TK6 human lymphoblastoid cells were obtained from the European Collection of Cell Cultures (Wiltshire, United Kingdom) and maintained in suspension at a density of 0.5–1 x 10⁶/ml in the culture medium (RPMI 1640 supplemented with 10% fetal bovine serum) and 2 mM glutamine, Life Technologies, Inc., Paisley, United Kingdom). The cells were diluted daily. XEMh1A2-MZ cell line, a variant of Chinese hamster fibroblast V79 genetically engineered to express human CYP1A2, was generously provided by Dr. J. Doehmer (Institut Fur Toxikologie und Umwelthygiene, Technische Universita, Munich, Germany). Adherent XEMh1A2-MZ cells were maintained in the same medium supplemented with 0.4 mg/ml of geneticin to select for G418 resistance. Both cell lines were cultured at 37°C in 5%CO₂/95% air.

Treatment.
XEMh1A2-MZ cells were seeded into 6-well plates at 2.5 x 10⁶/well and allowed to attach to the plate. After 24 h, they were irradiated (50 Gy), and the supernatants were aspirated just before adding TK6 cells at 2.5 x 10⁶ cells/well in 5 ml of culture medium. In preliminary experiments, we showed that irradiated XEMh1A2-MZ cells were able to activate PhIP to N-hydroxy PhIP and remained adhered to the plate for at least 3- 4 days with minimal cell loss as evidence by floating cells (determined by microscopy). Under the conditions of coculture, the XEMh1A2-MZ cells remained attached and viable with functional CYP1A2 activity but were unable to replicate, whereas the nonadherent TK6 cells were viable and grew exponentially. The coculture was treated for 20–40 h with PhIP (Toronto Research Chemicals Inc., Toronto, Canada; final concentration 0–10 µg/ml, dissolved in DMSO). Nonadherent cells were harvested by centrifugation, and the cell pellets were collected for further culture or for cell cycle analysis.

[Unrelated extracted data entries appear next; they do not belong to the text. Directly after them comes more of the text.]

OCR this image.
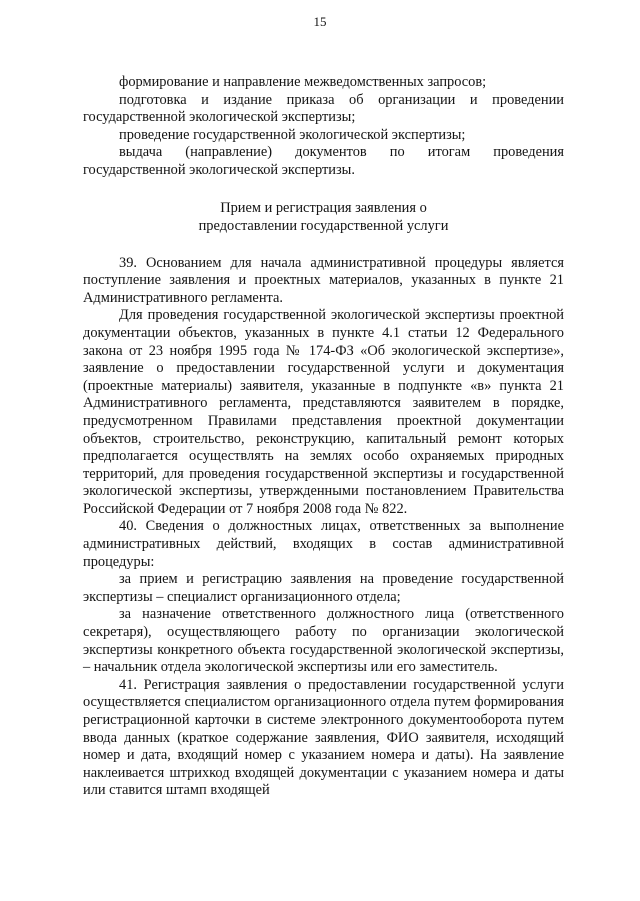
15

формирование и направление межведомственных запросов;

подготовка и издание приказа об организации и проведении государственной экологической экспертизы;

проведение государственной экологической экспертизы;

выдача (направление) документов по итогам проведения государственной экологической экспертизы.

Прием и регистрация заявления о
предоставлении государственной услуги

39. Основанием для начала административной процедуры является поступление заявления и проектных материалов, указанных в пункте 21 Административного регламента.

Для проведения государственной экологической экспертизы проектной документации объектов, указанных в пункте 4.1 статьи 12 Федерального закона от 23 ноября 1995 года № 174-ФЗ «Об экологической экспертизе», заявление о предоставлении государственной услуги и документация (проектные материалы) заявителя, указанные в подпункте «в» пункта 21 Административного регламента, представляются заявителем в порядке, предусмотренном Правилами представления проектной документации объектов, строительство, реконструкцию, капитальный ремонт которых предполагается осуществлять на землях особо охраняемых природных территорий, для проведения государственной экспертизы и государственной экологической экспертизы, утвержденными постановлением Правительства Российской Федерации от 7 ноября 2008 года № 822.

40. Сведения о должностных лицах, ответственных за выполнение административных действий, входящих в состав административной процедуры:

за прием и регистрацию заявления на проведение государственной экспертизы – специалист организационного отдела;

за назначение ответственного должностного лица (ответственного секретаря), осуществляющего работу по организации экологической экспертизы конкретного объекта государственной экологической экспертизы, – начальник отдела экологической экспертизы или его заместитель.

41. Регистрация заявления о предоставлении государственной услуги осуществляется специалистом организационного отдела путем формирования регистрационной карточки в системе электронного документооборота путем ввода данных (краткое содержание заявления, ФИО заявителя, исходящий номер и дата, входящий номер с указанием номера и даты). На заявление наклеивается штрихкод входящей документации с указанием номера и даты или ставится штамп входящей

Flow Cytometry Analysis of Cell Cycle Distribution and Cyclin A Expression.
Cell cycle stage was determined using flow cytometry. Briefly, TK6 cells were fixed with 70% ethanol at -20°C for 1 h. Cells were resuspended in 1 ml of PBS containing propidium iodide (5 µg/ml) and RNase A (0.1 mg/ml) and were incubated at 37°C for 30 min. Cells (10⁴ cells per analysis) were examined by flow cytometry (Coulter, Hialeah, FL), and the cell cycle distribution was determined by DNA content. Cells distributed in sub-G₁ were defined as apoptotic according to the criteria described by others (25) .

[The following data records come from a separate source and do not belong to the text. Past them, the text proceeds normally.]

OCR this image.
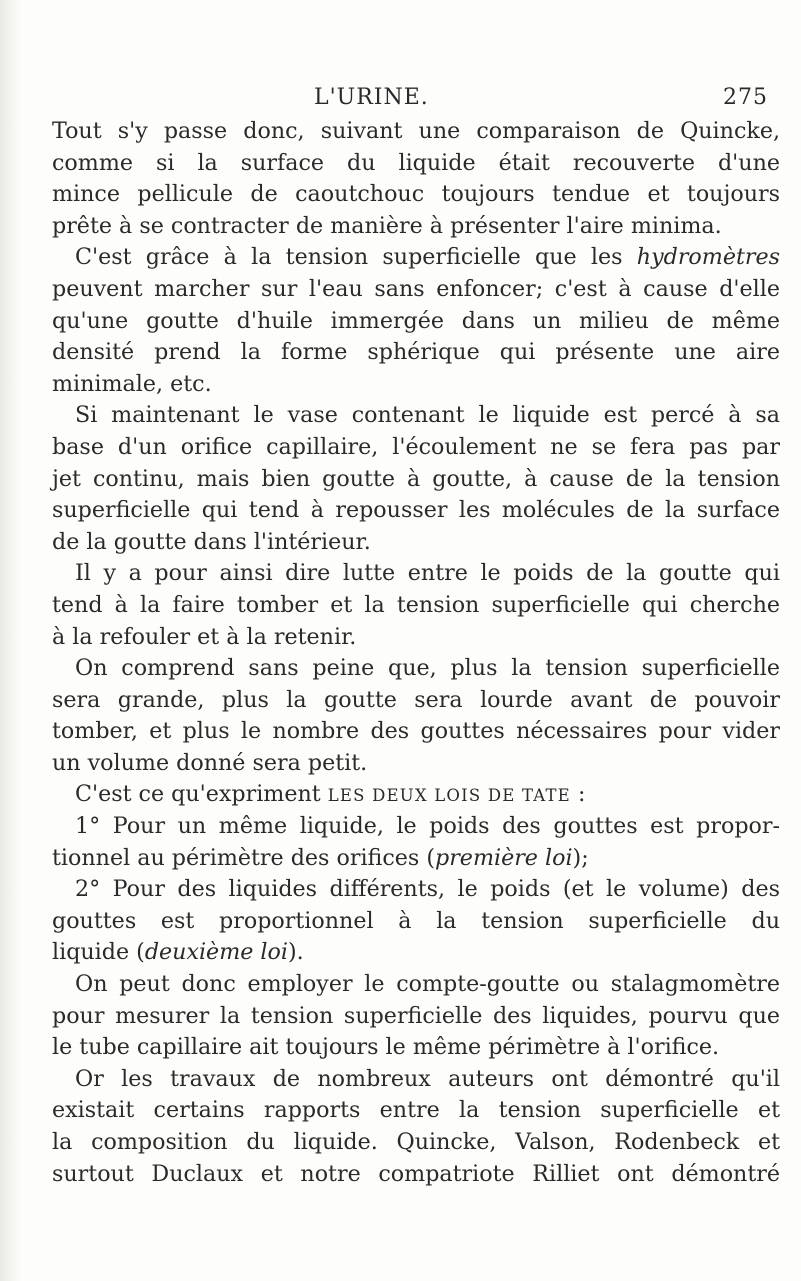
L'URINE.	275
Tout s'y passe donc, suivant une comparaison de Quincke,
comme si la surface du liquide était recouverte d'une
mince pellicule de caoutchouc toujours tendue et toujours
prête à se contracter de manière à présenter l'aire minima.
C'est grâce à la tension superficielle que les hydromètres
peuvent marcher sur l'eau sans enfoncer; c'est à cause d'elle
qu'une goutte d'huile immergée dans un milieu de même
densité prend la forme sphérique qui présente une aire
minimale, etc.
Si maintenant le vase contenant le liquide est percé à sa
base d'un orifice capillaire, l'écoulement ne se fera pas par
jet continu, mais bien goutte à goutte, à cause de la tension
superficielle qui tend à repousser les molécules de la surface
de la goutte dans l'intérieur.
Il y a pour ainsi dire lutte entre le poids de la goutte qui
tend à la faire tomber et la tension superficielle qui cherche
à la refouler et à la retenir.
On comprend sans peine que, plus la tension superficielle
sera grande, plus la goutte sera lourde avant de pouvoir
tomber, et plus le nombre des gouttes nécessaires pour vider
un volume donné sera petit.
C'est ce qu'expriment LES DEUX LOIS DE TATE :
1° Pour un même liquide, le poids des gouttes est propor-
tionnel au périmètre des orifices (première loi);
2° Pour des liquides différents, le poids (et le volume) des
gouttes est proportionnel à la tension superficielle du
liquide (deuxième loi).
On peut donc employer le compte-goutte ou stalagmomètre
pour mesurer la tension superficielle des liquides, pourvu que
le tube capillaire ait toujours le même périmètre à l'orifice.
Or les travaux de nombreux auteurs ont démontré qu'il
existait certains rapports entre la tension superficielle et
la composition du liquide. Quincke, Valson, Rodenbeck et
surtout Duclaux et notre compatriote Rilliet ont démontré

Simultaneous cell cycle and cyclin A expression was determined by flow cytometry (26 , 27) . Briefly, cells (10⁶) were fixed in a 1:1 (v/v) solution of acetone in absolute ethanol for 30 min at -20°C. After washing with 70% ethanol and PBS, the cells were incubated overnight at 4°C with rabbit polyclonal antibody to human cyclin A (Santa Cruz Biotechnology, Inc., California, USA), which was diluted 1:1000 with PBS containing 1% BSA (BSA). The cells were washed with PBS and incubated with FITC (FITC)-conjugated goat antirabbit IgG antibody which was diluted 1:200 in PBS containing 1% BSA, for 1 h at room temperature in the dark. Cells were washed and resuspended in 1 ml of PBS containing propidium iodide (5 µg/ml) and RNase A (0.1 mg/ml), incubated at 37°C for 30 min. The negative control was processed in a similar way, except that rabbit IgG was used instead of the cyclin A antibody. FITC and propidium iodide fluorescence were measured in the same cells and cyclin A-expressing cells were defined using a gated window. Cyclin A expression for the gated population was quantified as the mean labeling fluorescence.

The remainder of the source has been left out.